There has been a lot of talk lately in the news and on wine boards about how hard it is in the wine industry right now. One article mentioned that as many as 20-25 wineries in Napa might fail or be sold in distress this year. Our friends at Eaglepoint Ranch have decided to stop making wine and just sell grapes. The hardest hit wines have been those over $75. Even wines that get 100 points from critics are not selling out now.
It's been hard times. Most people in the wine business don't want to talk about it. Everyone has been impacted. For us we've had two really big impacts. The first really had more to do with the low yield harvest in 2008. The low yields meant we had about $30,000 in expenses (mostly barrels) that we had already committed to and ended up not using. It also meant that we came up about $25,000 short in grapes we were selling.
That was a double whammy. One was supposed to pay for the other. All of a sudden we were in the hole $25,000 we were not expecting. That was all happening the very same month the stock market melted down, and yes 10% of our customers are in New York City. But we adjusted our budget, reduced plans for 2009 and cut back on all but the essentials to make wine. It's been a long haul but as we enter Q2 2010, we have no outstanding invoices, just our regular monthly expenses.
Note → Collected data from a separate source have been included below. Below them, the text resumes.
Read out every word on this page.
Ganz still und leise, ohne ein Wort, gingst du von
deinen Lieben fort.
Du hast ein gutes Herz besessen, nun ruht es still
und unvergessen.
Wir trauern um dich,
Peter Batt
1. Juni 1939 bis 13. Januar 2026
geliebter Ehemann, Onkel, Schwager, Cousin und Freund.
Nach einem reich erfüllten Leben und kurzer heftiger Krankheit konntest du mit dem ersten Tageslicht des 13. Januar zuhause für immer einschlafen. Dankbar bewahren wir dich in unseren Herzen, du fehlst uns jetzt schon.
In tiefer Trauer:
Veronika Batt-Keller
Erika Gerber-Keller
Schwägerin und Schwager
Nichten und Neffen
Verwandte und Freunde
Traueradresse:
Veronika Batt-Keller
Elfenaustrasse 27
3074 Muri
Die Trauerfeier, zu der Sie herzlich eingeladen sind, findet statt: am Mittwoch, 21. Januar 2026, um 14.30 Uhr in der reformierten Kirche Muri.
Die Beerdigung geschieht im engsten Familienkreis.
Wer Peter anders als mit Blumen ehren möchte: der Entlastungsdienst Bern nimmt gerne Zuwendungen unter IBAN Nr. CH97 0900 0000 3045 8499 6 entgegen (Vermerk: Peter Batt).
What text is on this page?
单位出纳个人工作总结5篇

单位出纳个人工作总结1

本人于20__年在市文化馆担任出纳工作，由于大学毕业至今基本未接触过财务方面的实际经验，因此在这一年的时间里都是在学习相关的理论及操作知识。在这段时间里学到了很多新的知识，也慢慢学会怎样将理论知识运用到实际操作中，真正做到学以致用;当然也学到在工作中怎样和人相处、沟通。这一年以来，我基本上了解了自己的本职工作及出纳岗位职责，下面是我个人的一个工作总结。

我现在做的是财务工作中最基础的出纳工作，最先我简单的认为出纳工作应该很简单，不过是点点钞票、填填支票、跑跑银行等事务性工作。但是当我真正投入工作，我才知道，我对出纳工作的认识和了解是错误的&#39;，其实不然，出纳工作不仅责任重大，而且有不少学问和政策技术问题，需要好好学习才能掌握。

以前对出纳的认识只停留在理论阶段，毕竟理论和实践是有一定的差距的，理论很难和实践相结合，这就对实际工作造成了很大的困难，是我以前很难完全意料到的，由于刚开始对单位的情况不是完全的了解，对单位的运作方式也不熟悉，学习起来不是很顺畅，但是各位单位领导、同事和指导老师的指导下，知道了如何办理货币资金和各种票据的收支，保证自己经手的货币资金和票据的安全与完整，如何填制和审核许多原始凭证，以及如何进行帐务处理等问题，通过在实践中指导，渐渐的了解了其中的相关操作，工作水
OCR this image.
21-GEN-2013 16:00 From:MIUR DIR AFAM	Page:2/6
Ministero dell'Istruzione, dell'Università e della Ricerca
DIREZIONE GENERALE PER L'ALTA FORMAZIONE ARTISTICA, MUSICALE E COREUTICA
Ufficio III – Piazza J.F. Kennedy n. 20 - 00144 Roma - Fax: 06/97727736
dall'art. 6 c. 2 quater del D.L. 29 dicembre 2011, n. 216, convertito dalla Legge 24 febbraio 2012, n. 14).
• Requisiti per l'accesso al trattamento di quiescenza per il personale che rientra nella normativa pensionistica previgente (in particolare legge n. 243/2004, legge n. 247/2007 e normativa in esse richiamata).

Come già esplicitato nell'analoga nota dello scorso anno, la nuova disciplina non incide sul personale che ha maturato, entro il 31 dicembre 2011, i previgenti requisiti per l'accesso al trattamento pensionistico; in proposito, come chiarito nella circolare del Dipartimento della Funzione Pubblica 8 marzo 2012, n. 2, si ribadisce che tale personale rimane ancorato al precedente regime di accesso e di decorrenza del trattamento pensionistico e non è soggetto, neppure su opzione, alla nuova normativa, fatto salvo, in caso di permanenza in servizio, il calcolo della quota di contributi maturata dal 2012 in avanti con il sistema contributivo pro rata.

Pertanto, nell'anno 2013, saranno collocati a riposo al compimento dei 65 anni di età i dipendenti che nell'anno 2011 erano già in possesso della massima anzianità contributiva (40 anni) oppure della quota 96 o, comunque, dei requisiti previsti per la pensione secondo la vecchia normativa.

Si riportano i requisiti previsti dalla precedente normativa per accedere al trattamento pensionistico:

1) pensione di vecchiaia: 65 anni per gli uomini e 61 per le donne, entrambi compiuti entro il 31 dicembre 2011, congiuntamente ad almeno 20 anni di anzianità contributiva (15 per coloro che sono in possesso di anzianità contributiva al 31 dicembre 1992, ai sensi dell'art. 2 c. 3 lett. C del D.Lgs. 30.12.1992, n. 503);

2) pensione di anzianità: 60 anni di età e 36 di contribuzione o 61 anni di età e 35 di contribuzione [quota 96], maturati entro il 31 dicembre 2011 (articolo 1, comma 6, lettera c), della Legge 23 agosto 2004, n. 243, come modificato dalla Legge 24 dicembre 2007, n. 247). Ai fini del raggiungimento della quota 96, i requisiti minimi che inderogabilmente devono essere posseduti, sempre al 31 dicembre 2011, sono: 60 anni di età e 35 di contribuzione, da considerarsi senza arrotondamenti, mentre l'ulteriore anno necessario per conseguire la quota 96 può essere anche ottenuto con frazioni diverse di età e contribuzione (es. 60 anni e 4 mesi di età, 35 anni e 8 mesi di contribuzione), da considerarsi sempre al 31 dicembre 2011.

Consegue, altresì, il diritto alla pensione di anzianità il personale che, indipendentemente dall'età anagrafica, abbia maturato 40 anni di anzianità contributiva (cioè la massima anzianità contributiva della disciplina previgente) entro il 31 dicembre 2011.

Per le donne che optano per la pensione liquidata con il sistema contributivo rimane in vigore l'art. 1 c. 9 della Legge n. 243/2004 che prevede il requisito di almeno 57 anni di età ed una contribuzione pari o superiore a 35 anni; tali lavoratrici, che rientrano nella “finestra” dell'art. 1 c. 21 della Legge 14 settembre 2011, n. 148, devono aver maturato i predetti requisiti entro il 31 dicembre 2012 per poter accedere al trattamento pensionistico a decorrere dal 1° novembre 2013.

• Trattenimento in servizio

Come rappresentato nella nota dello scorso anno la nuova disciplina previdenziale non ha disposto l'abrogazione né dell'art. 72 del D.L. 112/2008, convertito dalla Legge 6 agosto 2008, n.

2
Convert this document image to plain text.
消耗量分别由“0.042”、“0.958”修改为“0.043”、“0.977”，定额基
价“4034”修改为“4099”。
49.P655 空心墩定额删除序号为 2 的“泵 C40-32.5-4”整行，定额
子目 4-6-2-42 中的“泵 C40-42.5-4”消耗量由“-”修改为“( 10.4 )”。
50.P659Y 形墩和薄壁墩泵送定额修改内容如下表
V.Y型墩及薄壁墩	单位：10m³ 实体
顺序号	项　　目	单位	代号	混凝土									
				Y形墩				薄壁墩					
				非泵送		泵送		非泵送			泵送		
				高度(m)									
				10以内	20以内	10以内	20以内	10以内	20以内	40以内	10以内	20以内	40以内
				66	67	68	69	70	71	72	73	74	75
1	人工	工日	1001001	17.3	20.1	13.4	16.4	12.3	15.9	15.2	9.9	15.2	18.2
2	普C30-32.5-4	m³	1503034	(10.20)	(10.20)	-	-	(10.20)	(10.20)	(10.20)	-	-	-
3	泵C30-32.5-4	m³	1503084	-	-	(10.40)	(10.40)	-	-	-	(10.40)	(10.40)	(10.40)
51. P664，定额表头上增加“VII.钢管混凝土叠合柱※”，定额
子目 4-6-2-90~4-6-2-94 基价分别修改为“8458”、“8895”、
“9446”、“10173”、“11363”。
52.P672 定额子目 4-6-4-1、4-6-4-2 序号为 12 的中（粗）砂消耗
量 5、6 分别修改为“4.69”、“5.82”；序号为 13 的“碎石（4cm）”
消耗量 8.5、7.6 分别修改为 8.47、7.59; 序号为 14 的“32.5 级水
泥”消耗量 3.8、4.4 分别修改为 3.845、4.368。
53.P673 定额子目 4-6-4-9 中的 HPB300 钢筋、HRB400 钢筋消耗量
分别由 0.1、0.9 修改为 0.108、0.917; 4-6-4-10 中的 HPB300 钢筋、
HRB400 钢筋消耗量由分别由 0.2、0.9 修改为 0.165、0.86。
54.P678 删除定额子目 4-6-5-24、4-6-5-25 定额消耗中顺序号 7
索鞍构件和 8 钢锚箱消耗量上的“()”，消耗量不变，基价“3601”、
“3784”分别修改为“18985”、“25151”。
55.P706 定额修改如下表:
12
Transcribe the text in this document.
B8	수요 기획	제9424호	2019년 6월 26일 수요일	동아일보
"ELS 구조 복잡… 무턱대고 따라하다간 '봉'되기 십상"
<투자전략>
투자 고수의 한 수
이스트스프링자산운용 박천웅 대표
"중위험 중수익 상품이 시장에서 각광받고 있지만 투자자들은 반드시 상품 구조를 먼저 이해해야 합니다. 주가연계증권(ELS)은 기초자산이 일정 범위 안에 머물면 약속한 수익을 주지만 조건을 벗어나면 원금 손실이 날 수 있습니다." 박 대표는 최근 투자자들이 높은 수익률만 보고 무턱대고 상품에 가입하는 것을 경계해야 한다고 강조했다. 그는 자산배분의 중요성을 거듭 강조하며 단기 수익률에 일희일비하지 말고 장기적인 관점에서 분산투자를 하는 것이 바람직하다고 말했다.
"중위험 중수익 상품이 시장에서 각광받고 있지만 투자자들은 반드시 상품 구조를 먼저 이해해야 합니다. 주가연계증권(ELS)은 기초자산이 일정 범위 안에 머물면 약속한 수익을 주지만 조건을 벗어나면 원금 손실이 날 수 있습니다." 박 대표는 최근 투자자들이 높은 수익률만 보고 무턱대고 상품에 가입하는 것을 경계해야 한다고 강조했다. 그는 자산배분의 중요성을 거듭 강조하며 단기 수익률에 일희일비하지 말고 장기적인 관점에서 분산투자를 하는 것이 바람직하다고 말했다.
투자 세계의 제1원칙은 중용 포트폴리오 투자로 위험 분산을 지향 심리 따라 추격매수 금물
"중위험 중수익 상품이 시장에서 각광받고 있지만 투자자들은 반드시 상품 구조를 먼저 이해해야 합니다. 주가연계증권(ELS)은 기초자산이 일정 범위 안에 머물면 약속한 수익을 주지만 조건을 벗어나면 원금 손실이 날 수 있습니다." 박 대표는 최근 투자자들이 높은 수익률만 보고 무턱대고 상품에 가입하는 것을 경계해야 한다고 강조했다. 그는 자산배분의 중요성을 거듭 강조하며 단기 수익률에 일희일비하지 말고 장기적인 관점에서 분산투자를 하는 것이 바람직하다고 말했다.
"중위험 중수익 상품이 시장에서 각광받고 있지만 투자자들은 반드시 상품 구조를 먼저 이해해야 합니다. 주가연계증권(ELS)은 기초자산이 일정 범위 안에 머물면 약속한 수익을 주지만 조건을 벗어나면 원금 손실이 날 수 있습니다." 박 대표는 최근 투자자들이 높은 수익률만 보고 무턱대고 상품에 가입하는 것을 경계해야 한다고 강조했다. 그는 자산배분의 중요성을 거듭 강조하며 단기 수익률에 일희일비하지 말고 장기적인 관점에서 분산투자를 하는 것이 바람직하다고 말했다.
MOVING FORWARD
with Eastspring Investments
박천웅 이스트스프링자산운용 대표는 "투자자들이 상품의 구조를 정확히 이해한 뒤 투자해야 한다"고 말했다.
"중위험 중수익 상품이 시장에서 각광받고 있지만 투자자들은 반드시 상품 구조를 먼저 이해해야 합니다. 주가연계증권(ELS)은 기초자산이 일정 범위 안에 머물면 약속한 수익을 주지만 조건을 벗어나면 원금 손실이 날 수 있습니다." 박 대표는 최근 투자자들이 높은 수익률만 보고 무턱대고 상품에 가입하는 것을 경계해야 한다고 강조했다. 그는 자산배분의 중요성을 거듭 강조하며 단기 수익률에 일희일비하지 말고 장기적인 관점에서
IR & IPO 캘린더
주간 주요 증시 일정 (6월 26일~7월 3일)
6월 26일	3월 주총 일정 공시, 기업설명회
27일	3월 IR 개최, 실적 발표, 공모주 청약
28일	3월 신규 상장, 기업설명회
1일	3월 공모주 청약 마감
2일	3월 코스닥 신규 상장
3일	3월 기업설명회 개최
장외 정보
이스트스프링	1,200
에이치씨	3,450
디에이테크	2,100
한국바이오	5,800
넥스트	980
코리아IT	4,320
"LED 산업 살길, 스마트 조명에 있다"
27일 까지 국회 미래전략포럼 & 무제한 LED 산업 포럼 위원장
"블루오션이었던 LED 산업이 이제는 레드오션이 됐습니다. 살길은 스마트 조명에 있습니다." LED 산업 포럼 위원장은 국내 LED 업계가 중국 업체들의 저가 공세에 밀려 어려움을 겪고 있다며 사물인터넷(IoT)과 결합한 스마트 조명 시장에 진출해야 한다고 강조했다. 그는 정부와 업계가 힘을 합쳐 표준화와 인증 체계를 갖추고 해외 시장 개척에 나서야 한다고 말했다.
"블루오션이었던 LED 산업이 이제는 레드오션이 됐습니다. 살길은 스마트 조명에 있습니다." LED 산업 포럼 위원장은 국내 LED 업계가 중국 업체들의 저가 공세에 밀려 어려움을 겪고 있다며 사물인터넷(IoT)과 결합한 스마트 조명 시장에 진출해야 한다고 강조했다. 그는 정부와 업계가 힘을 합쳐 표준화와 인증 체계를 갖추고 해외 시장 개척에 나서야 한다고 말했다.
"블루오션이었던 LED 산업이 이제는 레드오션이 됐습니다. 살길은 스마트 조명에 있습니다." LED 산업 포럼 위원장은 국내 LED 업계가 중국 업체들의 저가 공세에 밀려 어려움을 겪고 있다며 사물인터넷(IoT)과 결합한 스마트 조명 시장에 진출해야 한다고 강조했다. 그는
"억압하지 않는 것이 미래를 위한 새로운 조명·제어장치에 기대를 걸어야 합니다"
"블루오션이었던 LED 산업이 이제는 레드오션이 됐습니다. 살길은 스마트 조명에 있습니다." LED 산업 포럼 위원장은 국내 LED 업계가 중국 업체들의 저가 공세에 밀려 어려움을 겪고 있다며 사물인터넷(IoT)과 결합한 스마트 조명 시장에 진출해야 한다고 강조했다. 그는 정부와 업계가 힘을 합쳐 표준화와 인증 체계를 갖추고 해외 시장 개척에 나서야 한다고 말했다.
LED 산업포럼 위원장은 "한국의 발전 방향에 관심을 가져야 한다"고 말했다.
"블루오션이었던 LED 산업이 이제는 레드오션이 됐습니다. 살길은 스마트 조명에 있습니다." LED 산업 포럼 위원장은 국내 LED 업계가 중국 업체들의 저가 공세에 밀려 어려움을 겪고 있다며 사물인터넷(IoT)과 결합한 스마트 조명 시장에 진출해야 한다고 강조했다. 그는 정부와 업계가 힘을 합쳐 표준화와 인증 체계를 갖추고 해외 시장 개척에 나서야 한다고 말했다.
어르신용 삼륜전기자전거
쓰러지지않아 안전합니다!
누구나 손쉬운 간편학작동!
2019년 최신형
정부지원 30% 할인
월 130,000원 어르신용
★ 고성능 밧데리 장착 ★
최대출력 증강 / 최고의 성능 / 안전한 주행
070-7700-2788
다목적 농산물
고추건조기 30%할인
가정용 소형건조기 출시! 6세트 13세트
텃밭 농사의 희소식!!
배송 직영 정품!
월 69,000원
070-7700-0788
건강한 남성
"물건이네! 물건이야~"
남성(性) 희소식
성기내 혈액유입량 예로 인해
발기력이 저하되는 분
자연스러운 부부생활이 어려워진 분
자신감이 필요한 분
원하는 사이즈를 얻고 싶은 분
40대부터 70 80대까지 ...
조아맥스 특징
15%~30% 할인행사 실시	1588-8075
That's the first time since the Fall of 2008.
The second was we allocated a fair amount of wine to be sold at restaurants and retail in 2008 and 2009. That sector has been hit the hardest. I could probably write a novel about the 'middle tier' in the wine business, but I'll just say I feel let down, and I'm much more cautious now about allocating anything to distributors or brokers. We've managed to kick start those sales, but it's turned out to be 100% our own effort and initiative.
That second item is really what the title of this posting is about. Most of the comments from wine lovers about the crisis have been that they hope their favorite wineries will make it through and offering reasons for hope. In response one winery owner said:
"I think that even if you survive the downturn, you are also going to be swimming against a tidal wave of accumulated inventory being liquidated by those that didn't survive."
Now that's the thing I fear the most. I see it every day, wine being discounted 50% or more, 2 for 1 offers, anything to move inventory. People have a limited amount of money to spend on wine and this 'tidal wave' is going to be the hardest thing for us over the next two years.